A new study has found that men continue to dominate the nursing sector, just like any other industry, as far as higher salaries are concerned.
According to the researchers, women dominate the field as far as their representation is considered, but men in the same profession earn handsome salaries.
Nine out of ten nurses are women, researchers said. But men in the field earn higher than women and the salary gap between the two has continued to remain constant over the past quarter century.
The study found that the typical salary gap between the two sex has consistently been nearly USD 5,000 even after adjusting for several key factors like education, experience, work hours, marital and parental status and clinical specialty.
Ulrike Muench, lead study investigator from the University of California in San Francisco, said, “Nursing is the largest female dominated profession so you would think that if any profession could have women achieve equal pay, it would be nursing.”
For the study, the researchers collected two large US data sets, namely the National Sample Survey of Registered Nurses and the American Community Survey, and examined the earnings of the participants over time.
The responses from about 88,000 participants were provided by the National Sample Survey of Registered Nurses for the period between 1988 and 2008. On the other hand, the American Community Survey provided responses from roughly 206,000 registered nurses between 2001 and 2013.
Each data sets realized that men earned more than women every year.

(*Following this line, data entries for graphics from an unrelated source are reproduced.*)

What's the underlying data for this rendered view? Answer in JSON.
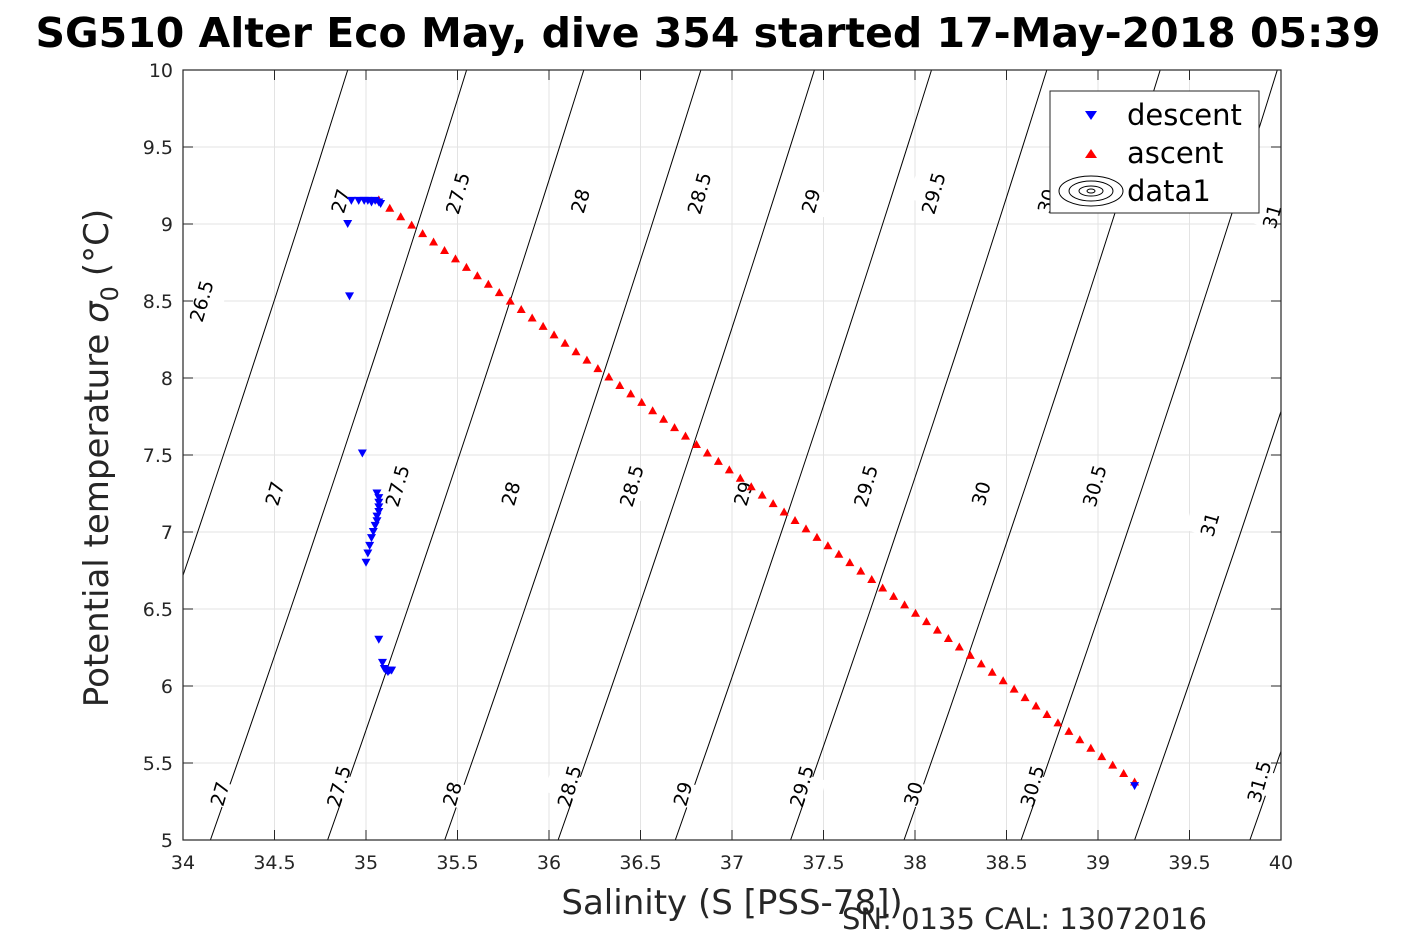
{
  "figure": {
    "title": "SG510 Alter Eco May, dive 354 started 17-May-2018 05:39",
    "footer": "SN: 0135  CAL: 13072016"
  },
  "chart_data": {
    "type": "scatter",
    "xlabel": "Salinity (S [PSS-78])",
    "ylabel_main": "Potential temperature",
    "ylabel_symbol": "σ",
    "ylabel_subscript": "0",
    "ylabel_unit": "(°C)",
    "xlim": [
      34,
      40
    ],
    "ylim": [
      5,
      10
    ],
    "x_ticks": [
      34,
      34.5,
      35,
      35.5,
      36,
      36.5,
      37,
      37.5,
      38,
      38.5,
      39,
      39.5,
      40
    ],
    "y_ticks": [
      5,
      5.5,
      6,
      6.5,
      7,
      7.5,
      8,
      8.5,
      9,
      9.5,
      10
    ],
    "grid": true,
    "legend": {
      "position": "top-right",
      "entries": [
        {
          "name": "descent",
          "marker": "triangle-down",
          "color": "#0000ff"
        },
        {
          "name": "ascent",
          "marker": "triangle-up",
          "color": "#ff0000"
        },
        {
          "name": "data1",
          "marker": "contour",
          "color": "#000000"
        }
      ]
    },
    "series": [
      {
        "name": "descent",
        "marker": "triangle-down",
        "color": "#0000ff",
        "points": [
          [
            34.92,
            9.15
          ],
          [
            34.96,
            9.15
          ],
          [
            34.99,
            9.15
          ],
          [
            35.01,
            9.15
          ],
          [
            35.03,
            9.14
          ],
          [
            35.05,
            9.15
          ],
          [
            35.07,
            9.14
          ],
          [
            35.08,
            9.13
          ],
          [
            34.9,
            9.0
          ],
          [
            34.91,
            8.53
          ],
          [
            34.98,
            7.51
          ],
          [
            35.06,
            7.25
          ],
          [
            35.07,
            7.22
          ],
          [
            35.07,
            7.19
          ],
          [
            35.07,
            7.16
          ],
          [
            35.07,
            7.13
          ],
          [
            35.06,
            7.1
          ],
          [
            35.06,
            7.07
          ],
          [
            35.05,
            7.04
          ],
          [
            35.04,
            7.0
          ],
          [
            35.03,
            6.96
          ],
          [
            35.02,
            6.91
          ],
          [
            35.01,
            6.86
          ],
          [
            35.0,
            6.8
          ],
          [
            35.07,
            6.3
          ],
          [
            35.09,
            6.15
          ],
          [
            35.1,
            6.11
          ],
          [
            35.11,
            6.1
          ],
          [
            35.12,
            6.09
          ],
          [
            35.13,
            6.1
          ],
          [
            35.14,
            6.1
          ],
          [
            39.2,
            5.35
          ]
        ]
      },
      {
        "name": "ascent",
        "marker": "triangle-up",
        "color": "#ff0000",
        "from": [
          35.07,
          9.16
        ],
        "to": [
          39.2,
          5.38
        ],
        "count": 70
      }
    ],
    "contours": {
      "name": "data1",
      "color": "#000000",
      "levels": [
        26.5,
        27,
        27.5,
        28,
        28.5,
        29,
        29.5,
        30,
        30.5,
        31,
        31.5
      ],
      "lines": [
        {
          "level": 26.5,
          "bottom_s": 33.5,
          "top_s": 34.9
        },
        {
          "level": 27,
          "bottom_s": 34.15,
          "top_s": 35.55
        },
        {
          "level": 27.5,
          "bottom_s": 34.79,
          "top_s": 36.19
        },
        {
          "level": 28,
          "bottom_s": 35.43,
          "top_s": 36.83
        },
        {
          "level": 28.5,
          "bottom_s": 36.05,
          "top_s": 37.45
        },
        {
          "level": 29,
          "bottom_s": 36.69,
          "top_s": 38.09
        },
        {
          "level": 29.5,
          "bottom_s": 37.32,
          "top_s": 38.72
        },
        {
          "level": 30,
          "bottom_s": 37.94,
          "top_s": 39.34
        },
        {
          "level": 30.5,
          "bottom_s": 38.58,
          "top_s": 39.98
        },
        {
          "level": 31,
          "bottom_s": 39.2,
          "top_s": 40.6
        },
        {
          "level": 31.5,
          "bottom_s": 39.83,
          "top_s": 41.23
        }
      ],
      "labels": [
        {
          "text": "26.5",
          "s": 34.1,
          "t": 8.5
        },
        {
          "text": "27",
          "s": 34.86,
          "t": 9.15
        },
        {
          "text": "27.5",
          "s": 35.5,
          "t": 9.2
        },
        {
          "text": "28",
          "s": 36.17,
          "t": 9.15
        },
        {
          "text": "28.5",
          "s": 36.82,
          "t": 9.2
        },
        {
          "text": "29",
          "s": 37.43,
          "t": 9.15
        },
        {
          "text": "29.5",
          "s": 38.1,
          "t": 9.2
        },
        {
          "text": "30",
          "s": 38.72,
          "t": 9.15
        },
        {
          "text": "31",
          "s": 39.95,
          "t": 9.05
        },
        {
          "text": "27",
          "s": 34.5,
          "t": 7.25
        },
        {
          "text": "27.5",
          "s": 35.17,
          "t": 7.3
        },
        {
          "text": "28",
          "s": 35.79,
          "t": 7.25
        },
        {
          "text": "28.5",
          "s": 36.45,
          "t": 7.3
        },
        {
          "text": "29",
          "s": 37.06,
          "t": 7.25
        },
        {
          "text": "29.5",
          "s": 37.73,
          "t": 7.3
        },
        {
          "text": "30",
          "s": 38.36,
          "t": 7.25
        },
        {
          "text": "30.5",
          "s": 38.98,
          "t": 7.3
        },
        {
          "text": "31",
          "s": 39.61,
          "t": 7.05
        },
        {
          "text": "27",
          "s": 34.2,
          "t": 5.3
        },
        {
          "text": "27.5",
          "s": 34.85,
          "t": 5.35
        },
        {
          "text": "28",
          "s": 35.47,
          "t": 5.3
        },
        {
          "text": "28.5",
          "s": 36.11,
          "t": 5.35
        },
        {
          "text": "29",
          "s": 36.73,
          "t": 5.3
        },
        {
          "text": "29.5",
          "s": 37.38,
          "t": 5.35
        },
        {
          "text": "30",
          "s": 37.99,
          "t": 5.3
        },
        {
          "text": "30.5",
          "s": 38.64,
          "t": 5.35
        },
        {
          "text": "31.5",
          "s": 39.88,
          "t": 5.38
        }
      ]
    }
  }
}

Their unadjusted pay gap also ranged between USD 10,243 to USD 11,306 in one of the survey, while between USD 9,163 to USD 9,961 in the other study.
There existed a pay gap of USD 3,783 for hospital nurses and USD 7,678, for nurses in outpatient department.
The study found men out-earning women in every specialty, excluding orthopedics, where the pay gap was ranging from USD 3,792 in the chronic care to USD 17,290 for the nurse anesthetists.
The findings of the study were published in the journal of the American Medical Association, JAMA.